An in-form Adu has the opportunity to quickly reintegrate himself back into Philadelphia's starting lineup, especially since his teammates are struggling to provide anything resembling linking play to the Union's forwards.

However, Adu's impact on the Union this season may rest solely upon his ability to either expand his no. 7 role (think Cristiano Ronaldo on Manchester United, starting wide right and cutting in toward the center), move forward to a false no. 9 (playing behind the main striker in order to make runs off of him and facilitate play from the midfield forward) or move back into what has long been believed to be his natural central attacking midfielder role.

Converting to a winger who cuts inside toward the box gave Adu the opportunity to assist USMNT under-23 teammates Terrance Boyd and Joe Corona on the last two of the US' three goals against El Salvador last night. The position is still an unconvincing one for Adu despite his goal and three assists in his three starts during Olympic Qualifying.

The problem for Adu with the Union has been fitting into Nowak's tactical system in Philadelphia. In the last six months his role has mutated on multiple occasions, sometimes playing out of the center of the field but for the most part playing outside on the right.
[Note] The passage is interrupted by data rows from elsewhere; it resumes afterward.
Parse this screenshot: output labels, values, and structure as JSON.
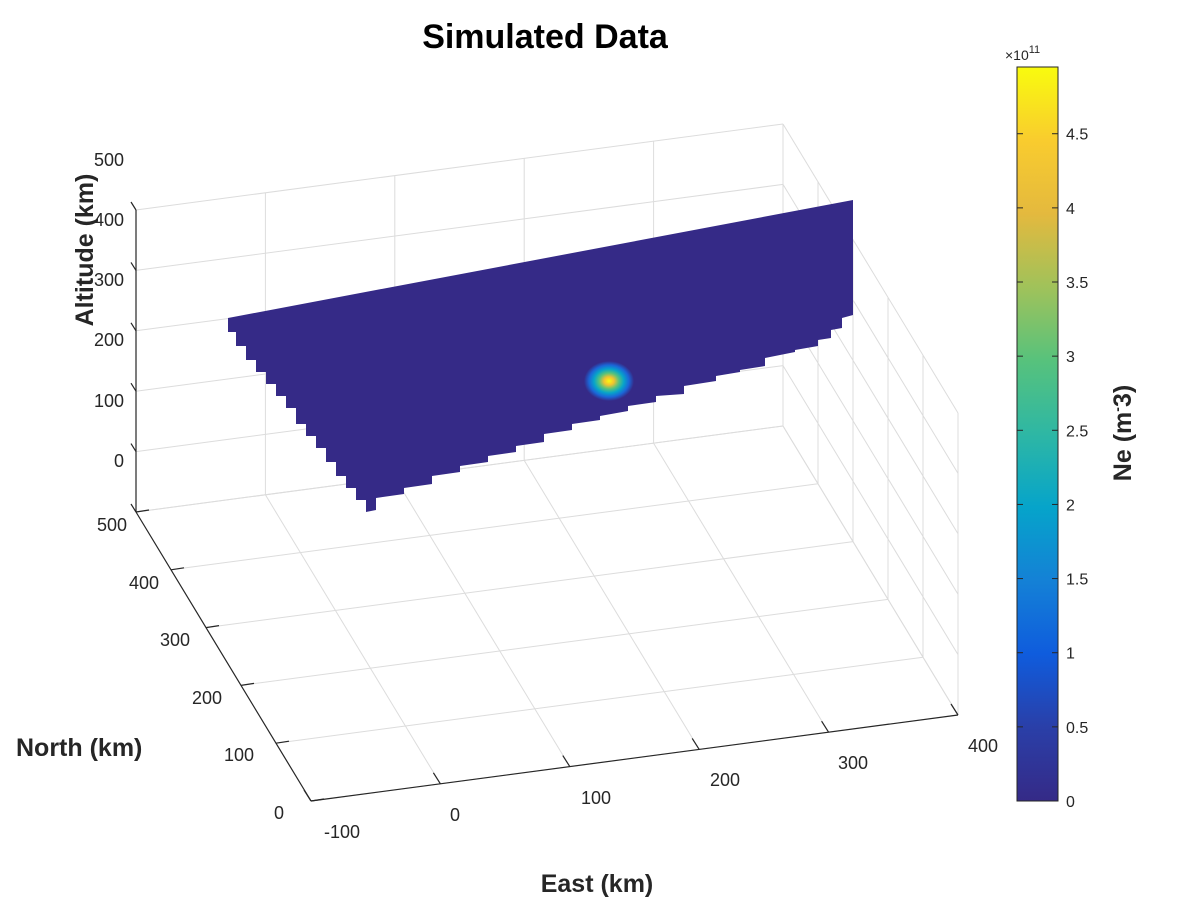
{
  "chart_data": {
    "type": "heatmap",
    "title": "Simulated Data",
    "xlabel": "East (km)",
    "ylabel": "North (km)",
    "zlabel": "Altitude (km)",
    "x_ticks": [
      "-100",
      "0",
      "100",
      "200",
      "300",
      "400"
    ],
    "y_ticks": [
      "0",
      "100",
      "200",
      "300",
      "400",
      "500"
    ],
    "z_ticks": [
      "0",
      "100",
      "200",
      "300",
      "400",
      "500"
    ],
    "xlim": [
      -100,
      400
    ],
    "ylim": [
      0,
      500
    ],
    "zlim": [
      0,
      500
    ],
    "grid": true,
    "view": "3d",
    "surface": {
      "description_values": "vertical slice with Ne values mostly near 0 and a single Gaussian peak",
      "background_value": 0.01,
      "peak_value": 4.9,
      "peak_location": {
        "x": 165,
        "y": 250,
        "z": 290
      }
    },
    "colorbar": {
      "label": "Ne (m^-3)",
      "label_main": "Ne (m",
      "label_exp": "-",
      "label_close": "3)",
      "exponent_prefix": "×10",
      "exponent": "11",
      "min": 0,
      "max": 4.95,
      "ticks": [
        "0",
        "0.5",
        "1",
        "1.5",
        "2",
        "2.5",
        "3",
        "3.5",
        "4",
        "4.5"
      ],
      "colormap": "parula"
    }
  },
  "colors": {
    "background_slice": "#352a87",
    "grid": "#dcdcdc",
    "axis": "#262626"
  }
}
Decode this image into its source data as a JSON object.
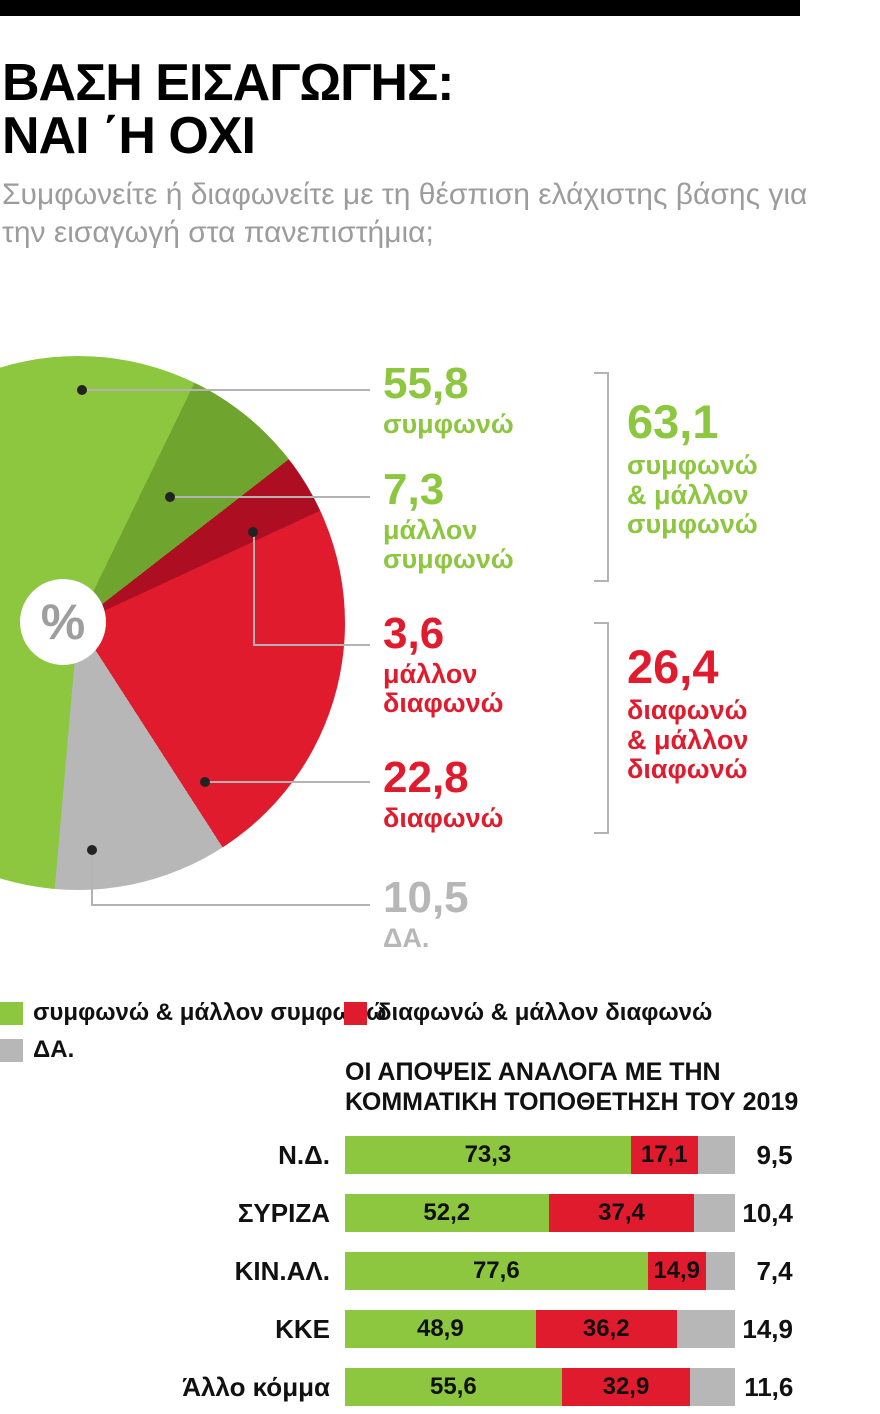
{
  "header": {
    "title_line1": "ΒΑΣΗ ΕΙΣΑΓΩΓΗΣ:",
    "title_line2": "ΝΑΙ ΄Η ΟΧΙ",
    "subtitle": "Συμφωνείτε ή διαφωνείτε με τη θέσπιση ελάχιστης βάσης για την εισαγωγή στα πανεπιστήμια;"
  },
  "colors": {
    "green": "#8dc63f",
    "dark_green": "#6fa42e",
    "red": "#e11b2e",
    "dark_red": "#ae0e21",
    "gray": "#b7b7b7",
    "subtitle_gray": "#9c9c9c",
    "line_gray": "#b3b3b3",
    "percent_gray": "#9e9e9e"
  },
  "chart_data": [
    {
      "type": "pie",
      "center_label": "%",
      "start_angle_deg": 185,
      "slices": [
        {
          "label": "συμφωνώ",
          "value": 55.8,
          "display": "55,8",
          "color_key": "green"
        },
        {
          "label": "μάλλον συμφωνώ",
          "value": 7.3,
          "display": "7,3",
          "color_key": "dark_green"
        },
        {
          "label": "μάλλον διαφωνώ",
          "value": 3.6,
          "display": "3,6",
          "color_key": "dark_red"
        },
        {
          "label": "διαφωνώ",
          "value": 22.8,
          "display": "22,8",
          "color_key": "red"
        },
        {
          "label": "ΔΑ.",
          "value": 10.5,
          "display": "10,5",
          "color_key": "gray"
        }
      ],
      "groups": [
        {
          "display": "63,1",
          "value": 63.1,
          "label": "συμφωνώ\n& μάλλον\nσυμφωνώ",
          "color_key": "green"
        },
        {
          "display": "26,4",
          "value": 26.4,
          "label": "διαφωνώ\n& μάλλον\nδιαφωνώ",
          "color_key": "red"
        }
      ]
    },
    {
      "type": "bar",
      "orientation": "horizontal-stacked",
      "title": "ΟΙ ΑΠΟΨΕΙΣ ΑΝΑΛΟΓΑ ΜΕ ΤΗΝ\nΚΟΜΜΑΤΙΚΗ ΤΟΠΟΘΕΤΗΣΗ ΤΟΥ 2019",
      "categories": [
        "Ν.Δ.",
        "ΣΥΡΙΖΑ",
        "ΚΙΝ.ΑΛ.",
        "ΚΚΕ",
        "Άλλο κόμμα"
      ],
      "xlim": [
        0,
        100
      ],
      "series": [
        {
          "name": "συμφωνώ & μάλλον συμφωνώ",
          "color_key": "green",
          "values": [
            73.3,
            52.2,
            77.6,
            48.9,
            55.6
          ],
          "display": [
            "73,3",
            "52,2",
            "77,6",
            "48,9",
            "55,6"
          ]
        },
        {
          "name": "διαφωνώ & μάλλον διαφωνώ",
          "color_key": "red",
          "values": [
            17.1,
            37.4,
            14.9,
            36.2,
            32.9
          ],
          "display": [
            "17,1",
            "37,4",
            "14,9",
            "36,2",
            "32,9"
          ]
        },
        {
          "name": "ΔΑ.",
          "color_key": "gray",
          "values": [
            9.5,
            10.4,
            7.4,
            14.9,
            11.6
          ],
          "display": [
            "9,5",
            "10,4",
            "7,4",
            "14,9",
            "11,6"
          ]
        }
      ]
    }
  ],
  "legend": {
    "items": [
      {
        "label": "συμφωνώ & μάλλον συμφωνώ",
        "color_key": "green"
      },
      {
        "label": "διαφωνώ & μάλλον διαφωνώ",
        "color_key": "red"
      },
      {
        "label": "ΔΑ.",
        "color_key": "gray"
      }
    ]
  }
}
Part of that situation comes down to the personnel differences of the under-23 national team and the Union.

The under-23 USMNT has players like Brek Shea and Joe Gyau to play opposite of Adu and Terrance Boyd to wrek havoc in the middle. The midfield consisted of Joe Corona, who was exceptional in the US' rout of Cuba and good in the draw to El Salvador, and players such as the Union's own Amobi Okugo.

Other than the Canada loss the midfield was able to control the run of play and help to create chances for those in front of them, or at least put them into position to make opportunities. Much of that has to do with the 4-3-3 style formation utilized by the under-23 team, which allows for open spacing for wingers to create, create and create some more.

Nowak's tweaking with the Union has led to an awkward 4-4-2 at narrow JELD-WEN in Portland, a Barcelona-esque 3-4-1-2 and most recently a 3-5-2. None of those formations place the emphasis on wingers that allowed Adu so much freedom with the under-23s, which is where concern comes into play for his return to Philadelphia.

Since becoming the Union's first ever head coach, Nowak has shied away from open, attacking play, instead favoring formations that allowed for two defensive midfielders or heavily fortified defenses.

Success with Adu can be had, but only if Nowak puts his players in a position to play positively. Farfan was superb on the outside of the midfield in 2011, playing well enough to garner a Rookie of the Year nomination.

Trying to influence the game centrally is not Farfan's strong point, but it is for either Adu or Torres, who for some reason played very wide against the Chicago Fire. Getting width play, which only Keon Daniel provided against the Fire, is necessary to opening up lanes for forwards to make runs and also helps to allow the midfield to link play more easily.

A lack of width has stifled the Union offensively and too often forces them onto their heals defensively during opposing counter attacks. Even if Adu had the game of his life it'd be wasted in the current state of Nowak's tactical decisions.

Without a change tactically it will be much of the same for Adu outside of the international soccer world.